L’île invisible, de Francisco Suniaga
Edeltraud Kreutzer, de Düsseldorf, se rend à Margarita, île vénézuélienne des Petites Antilles afin de lever les doutes qu’elle a sur la mort de son fils, Wolfgang, qui tenait un bar sur la plage et a été retrouvé noyé. José Alberto Benítez, avocat, est le conseil d’Edeltraud dans cette quête de vérité, l’interface entre elle et les autorités. C’est lui qui va peu à peu lever le voile sur la vie de Wolfgang à Margarita et sur les rituels qui président au quotidien des insulaires, mais il est par ailleurs absorbé par la quête de l’interprétation d’un rêve étrange qu’il a fait peu avant l’arrivée d’Edeltraud.
Sauf à considérer que s’il y a meurtre et enquête il s’agit d’un polar ou que si l’atmosphère est pesante on a automatiquement affaire à un roman noir, L’île invisible n’est ni l’un ni l’autre. C’est en tout cas un étrange roman dans lequel l’auteur joue constamment avec l’être et le paraître, que ce soit à travers l’île dans son ensemble, haut-lieu du tourisme attirant des Européens en mal de soleil mais dissimulant une réalité – cette île invisible – bien loin de la carte postale, ou sa population : nul n’est vraiment ce qu’il paraît, du psychiatre sans diplôme à l’avocat doutant de ce qu’il cache en son cœur après un épisode onirique, en passant par Fucho l’éleveur de coqs de combats loin du cliché, et bien entendu Wolfgang, qui s’enfonce dans les tréfonds de l’île et de la folie et sa compagne Renata dont on ne sait si elle a organisé sa mort.
Tout se joue donc sur cette opposition constante à laquelle se heurte Edeltraud dont la rigidité germanique peine à s’accommoder de l’indolence caribéenne et des affres d’une administration alliant la complexité inhérente à un État socialiste aux affinités ou aux antagonismes entre des insulaires qui se connaissent depuis toujours.
L’enquête autour de la mort de Wolfgang Kreutzer prend donc l’apparence d’une double quête.

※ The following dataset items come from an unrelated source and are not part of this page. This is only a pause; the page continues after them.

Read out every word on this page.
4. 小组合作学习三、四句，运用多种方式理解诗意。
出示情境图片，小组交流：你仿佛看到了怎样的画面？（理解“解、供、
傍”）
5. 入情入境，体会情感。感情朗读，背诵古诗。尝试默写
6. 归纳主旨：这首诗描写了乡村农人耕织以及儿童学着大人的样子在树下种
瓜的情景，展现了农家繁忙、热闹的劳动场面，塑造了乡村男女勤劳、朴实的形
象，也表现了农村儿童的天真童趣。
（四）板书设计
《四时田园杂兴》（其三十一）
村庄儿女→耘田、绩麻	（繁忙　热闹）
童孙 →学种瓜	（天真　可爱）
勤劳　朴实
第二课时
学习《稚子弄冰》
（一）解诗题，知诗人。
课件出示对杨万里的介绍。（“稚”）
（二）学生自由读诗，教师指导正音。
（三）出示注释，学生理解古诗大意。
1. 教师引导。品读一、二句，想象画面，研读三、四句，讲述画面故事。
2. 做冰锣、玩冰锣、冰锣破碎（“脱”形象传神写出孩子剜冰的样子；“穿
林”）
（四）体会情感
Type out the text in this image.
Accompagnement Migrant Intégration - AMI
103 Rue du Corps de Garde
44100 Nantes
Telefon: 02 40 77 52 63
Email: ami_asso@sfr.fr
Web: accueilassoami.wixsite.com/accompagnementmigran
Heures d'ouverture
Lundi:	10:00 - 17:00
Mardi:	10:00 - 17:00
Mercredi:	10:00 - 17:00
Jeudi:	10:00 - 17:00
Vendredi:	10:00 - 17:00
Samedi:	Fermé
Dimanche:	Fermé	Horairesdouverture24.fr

De vérité pour Edeltraud. De sens pour Benítez comme pour Wolfgang dont, grâce à un journal intime, on suit le parcours durant ses derniers mois phagocytés par l’obsession des combats de coqs. Sens dans l’acception de « sens de la vie » plus que de « sens des événements » tant les événements qui se déroulent à Margarita et dans les vies de l’avocat ou de l’immigré allemand obéissent à une logique qui les dépasse et les empêche d’avoir une quelconque prise sur eux.
Cela donne au final un roman envoutant, plein d’une violence rentrée qui n’explose vraiment que sporadiquement par le biais de combats de coqs qui sont autant de paraboles de la condition humaine ; un livre séduisant et mystérieux en ce qu’il n’apporte pas forcément de réponses toutes faites aux interrogations qu’il pose. Intelligent.
Francisco Suniaga, L’île invisible (La otra isla, 2005), Asphalte, 2013. Traduit par Marta Martínez Valls.